Andre: I trained my taste by collecting, curating, and editing for years. I saved what pulled me in, lived with it, then pruned it. Moodboards weren’t decoration, they were my thinking tool. The rule was simple: if it moves the idea forward, it stays; if it’s just loud, it goes. Over time you get faster, your eye sharpens, and your library becomes a compass.

Mariia: I pay attention to subtle details and analyze them. In design, I try to rationalize every decision, but some things inevitably come out intuitively, guided by instinct. I try to trust that more, because I know those sensations aren’t groundless, they just need a little time to reveal their cause.
Taste at work
Andre: Taste is what keeps the work honest. It helps me choose momentum over noise, clarity over novelty, and it keeps me from chasing tricks when the problem needs truth. In practice, taste helps me pick the right reference, the right type family, the right level of restraint. It keeps the team focused on what serves the story, not what fills the slide.

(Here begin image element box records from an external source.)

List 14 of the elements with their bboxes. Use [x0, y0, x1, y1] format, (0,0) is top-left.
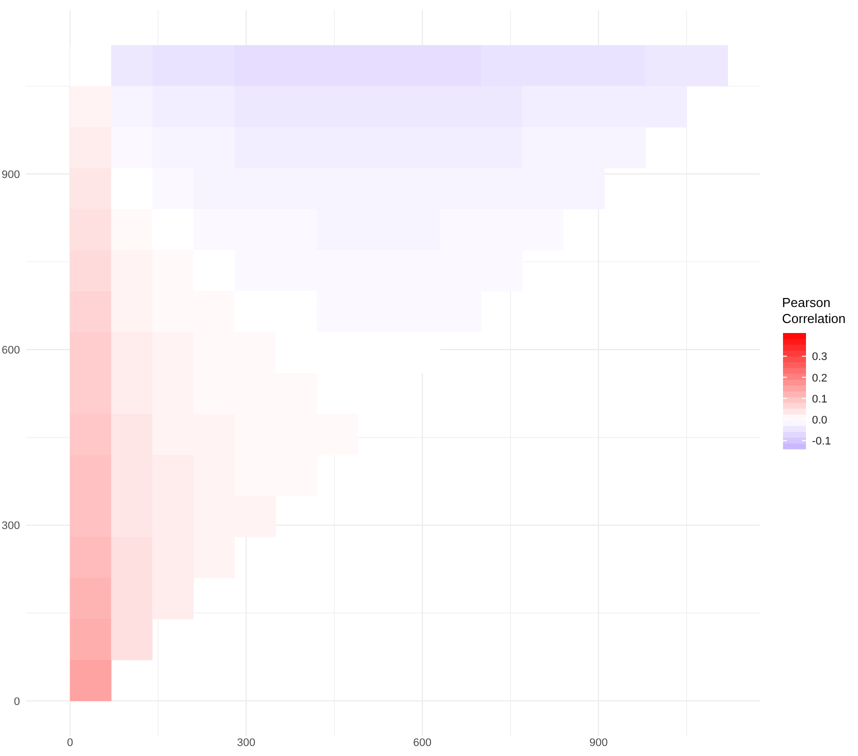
- color-bar-label: 0.3: [812, 351, 828, 364]
- x-tick-label: 900: [589, 737, 608, 749]
- y-tick-label: 300: [2, 520, 20, 532]
- color-bar-label: -0.1: [812, 436, 831, 448]
- x-tick-label: 600: [413, 737, 432, 749]
- y-tick-label: 900: [2, 168, 20, 181]
- y-tick-label: 0: [14, 696, 20, 708]
- color-bar-label: 0.2: [812, 372, 828, 384]
- x-tick-label: 0: [66, 737, 74, 749]
- color-bar-label: 0.0: [812, 414, 828, 426]
- y-tick-label: 600: [2, 344, 20, 357]
- x-tick-label: 300: [237, 737, 256, 749]
- legend-title: Pearson Correlation: [782, 295, 846, 326]
- color-bar-label: 0.1: [812, 393, 828, 406]
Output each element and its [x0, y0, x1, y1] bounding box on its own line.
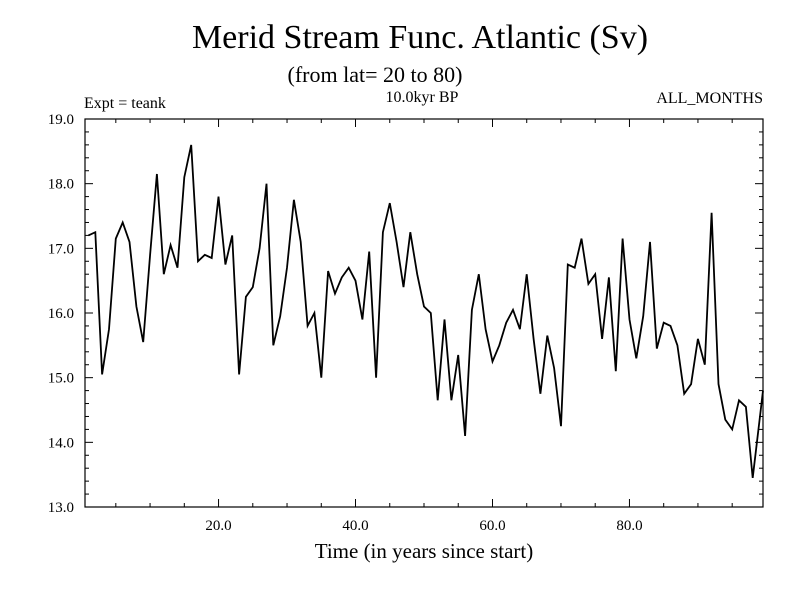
x-tick-label: 60.0 [479, 518, 505, 534]
y-tick-label: 14.0 [48, 435, 74, 451]
annotation-months: ALL_MONTHS [656, 90, 763, 107]
chart-subtitle: (from lat= 20 to 80) [288, 62, 463, 87]
x-axis-label: Time (in years since start) [315, 539, 534, 563]
x-tick-label: 80.0 [616, 518, 642, 534]
y-tick-label: 15.0 [48, 371, 74, 387]
y-tick-label: 17.0 [48, 241, 74, 257]
series-group [88, 144, 764, 479]
tick-labels: 13.0 14.0 15.0 16.0 17.0 18.0 19.0 20.0 40.0 60.0… [48, 112, 643, 534]
y-tick-label: 19.0 [48, 112, 74, 128]
annotation-period: 10.0kyr BP [386, 89, 459, 106]
chart-title: Merid Stream Func. Atlantic (Sv) [192, 19, 648, 56]
x-tick-label: 40.0 [342, 518, 368, 534]
axis-ticks [85, 118, 763, 508]
x-tick-label: 20.0 [205, 518, 231, 534]
annotation-experiment: Expt = teank [84, 95, 166, 112]
y-tick-label: 13.0 [48, 500, 74, 516]
series-line [88, 144, 764, 479]
y-tick-label: 18.0 [48, 177, 74, 193]
y-tick-label: 16.0 [48, 306, 74, 322]
plot-frame [84, 118, 764, 508]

To defend your taste with clients or a team, translate it into reasons. I avoid saying “I prefer”, and say “Here’s why this choice serves the objective”, “Here’s the behavior it invites”, or “Here’s the risk it removes”. I pair comps with a short rationale. I show two paths, both viable, and explain tradeoffs.
When people see the logic, taste becomes leadership, not preference.
Alexandra: Taste is a deeply individual and emotional thing—it’s hard to explain. But designers find ways to rationalize their choices, explaining why something was done a certain way through data or comparisons. The latter is often the best way to defend a decision to a stakeholder: show references where others have already done it, and it works.
I often try to make sure my taste doesn’t influence my decisions. When working with interfaces, the main thing is functionality and usefulness, not the designer’s taste. Sometimes I have to stop myself: yes, I like it and it looks beautiful, but it’s not always convenient, so I simplify it. I feel it when I add illustrations, animations, or graphics—often, the simple choice is enough. Extra visuals can overcomplicate things and cause cognitive overload.
Taste, however, helps shape the initial picture of what I want to do at the start of a task, when looking at direct and indirect references. And of course, it’s invaluable when giving feedback to teammates—sharing different ideas for solving the same problem. Since everyone has their own taste and sense of what’s cool, many different lines of thought emerge, making the process creative and fruitful.
The reference filter
Andre: I keep a simple test: spark, strength, service.
- Spark—does it wake me up?
- Strength—does it hold up after a week in the board?
- Service—does it move this specific project forward?
If it passes all three, it stays. I also watch my ratios: not all work from the same studio, not only glossy campaigns, but a mix of timeless, timely, and odd. The odd piece often unlocks the route.
At Savee we treat moodboards like instruments. You learn scales, you play daily, record ideas, remix references, get your ear in tune. Taste grows with practice. Build, edit, repeat. The work gets cleaner, your voice gets clearer, and decisions get faster.
Mariia: When I look for references, it can be anything—not necessarily smart, ethical, tasteful, or even from the world of design. I often find useful principles in architecture, street signs, or old ads. Some unexpected phenomenon can spark an idea or association, and that’s something I really enjoy in my work.

Alexandra: I pay close attention to myself and try not to over-rationalize my emotional response, it takes away the magic. So if I think, “Oh, that’s cool,” it goes into my collection of references.